At the mercy of things
Do you or a loved one need addiction services right now?
Feeling at the mercy of things is a sign of “mithya yoga,” wrong Yoga, a state of connection to what will bring us away from Yoga and disconnect us from the self. The way the mind interacts with the world is through the senses. This is exactly why we need to clean our mind of it’s baggage: it causes us to act impulsively. What’s in the mind determines how we perceive, and how we act, and it all happens at warp speed, bypassing reason.
Something within us is always looking and seeing. Just like us when we wear glasses, it sees and interprets the outer world through the lens, in our case, of mind. Included is all we’ve been through, all we’ve been taught, all we’ve learned, as well as it’s impact on our emotions and nerves. So, the chain of command is faulty, and we don’t see clearly.
The boss may represent someone who hurt us, we may act childlike, lose a job, then use a substance to numb and thwart the potential we have to heal instead of addressing our way of processing authority figures. The drink, substance, device, food, shopping, sex represents a false savior that will temporarily render us free of the pain we experience as we stress, often deep down inside. But every time we reach for it, what is in the lens thickens, and our senses obey its command. “help, save me!” by using and abusing.
This Yogic model of perception turns the tides from being seduced by the objects of our desire to choosing wisely. When we empower the self through daily mental hygiene, the clearer mind sees external objects of desire exactly as they are, not as a self-medicative remedy. They loose their seductive powers as we learn to sooth our nervous systems, process our trauma and heal. The cookies aren’t the remedy, nor are the smokes, drinks, porn, shopping websites or pills. The remedies are what Yoga helps us to find, day by day, night by night, as we recover.

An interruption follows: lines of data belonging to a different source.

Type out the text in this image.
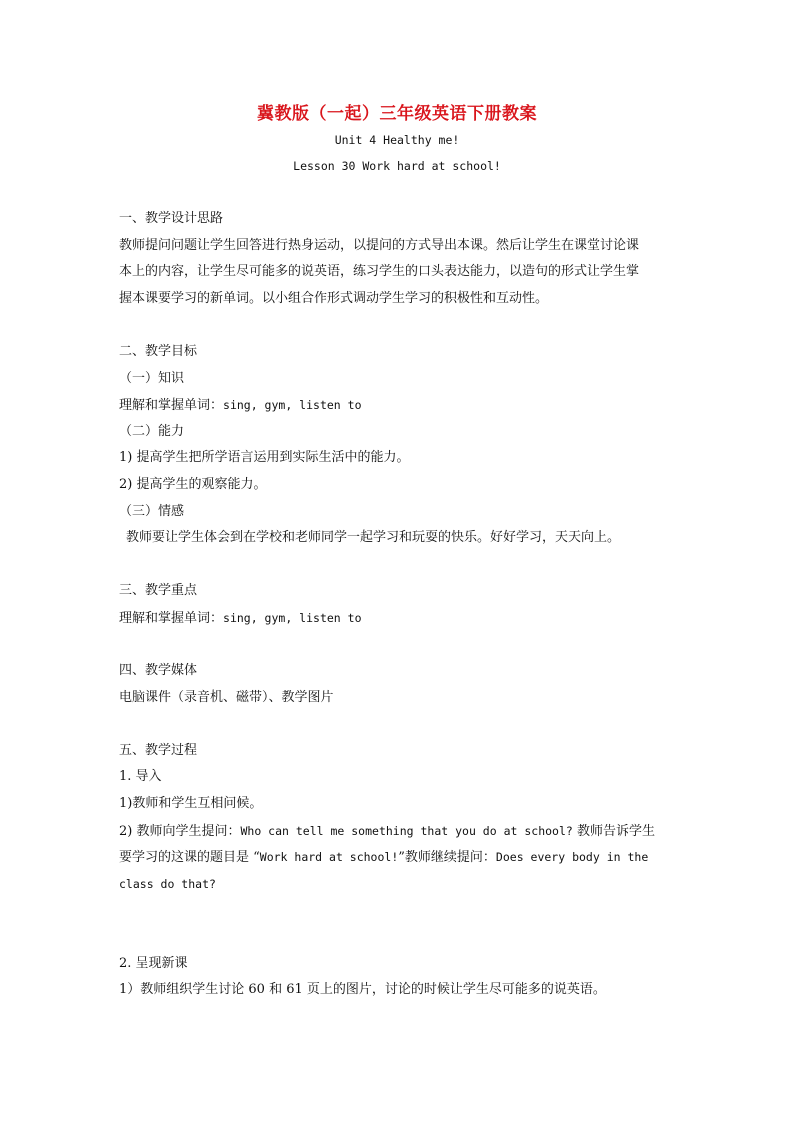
冀教版（一起）三年级英语下册教案
Unit 4 Healthy me!
Lesson 30 Work hard at school!
一、教学设计思路
教师提问问题让学生回答进行热身运动，以提问的方式导出本课。然后让学生在课堂讨论课
本上的内容，让学生尽可能多的说英语，练习学生的口头表达能力，以造句的形式让学生掌
握本课要学习的新单词。以小组合作形式调动学生学习的积极性和互动性。
二、教学目标
（一）知识
理解和掌握单词：sing, gym, listen to
（二）能力
1) 提高学生把所学语言运用到实际生活中的能力。
2) 提高学生的观察能力。
（三）情感
教师要让学生体会到在学校和老师同学一起学习和玩耍的快乐。好好学习，天天向上。
三、教学重点
理解和掌握单词：sing, gym, listen to
四、教学媒体
电脑课件（录音机、磁带）、教学图片
五、教学过程
1. 导入
1)教师和学生互相问候。
2) 教师向学生提问：Who can tell me something that you do at school? 教师告诉学生
要学习的这课的题目是 “Work hard at school!”教师继续提问：Does every body in the
class do that?
2. 呈现新课
1）教师组织学生讨论 60 和 61 页上的图片，讨论的时候让学生尽可能多的说英语。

There is no moral defect associated with addiction. Addiction is a symptom. Trauma experienced in the past is a root cause. We want to heal; however, ongoing coping mechanisms lead us to connect to the wrong things, even when we intellectually know they are harmful.
Yoga works at the level of dysregulation that remains from the stress we have not yet alleviated, the stress that remains from childhood, adolescent and adult traumatic experiences. The stress that we desperately want to remove, that drives addictive behavior.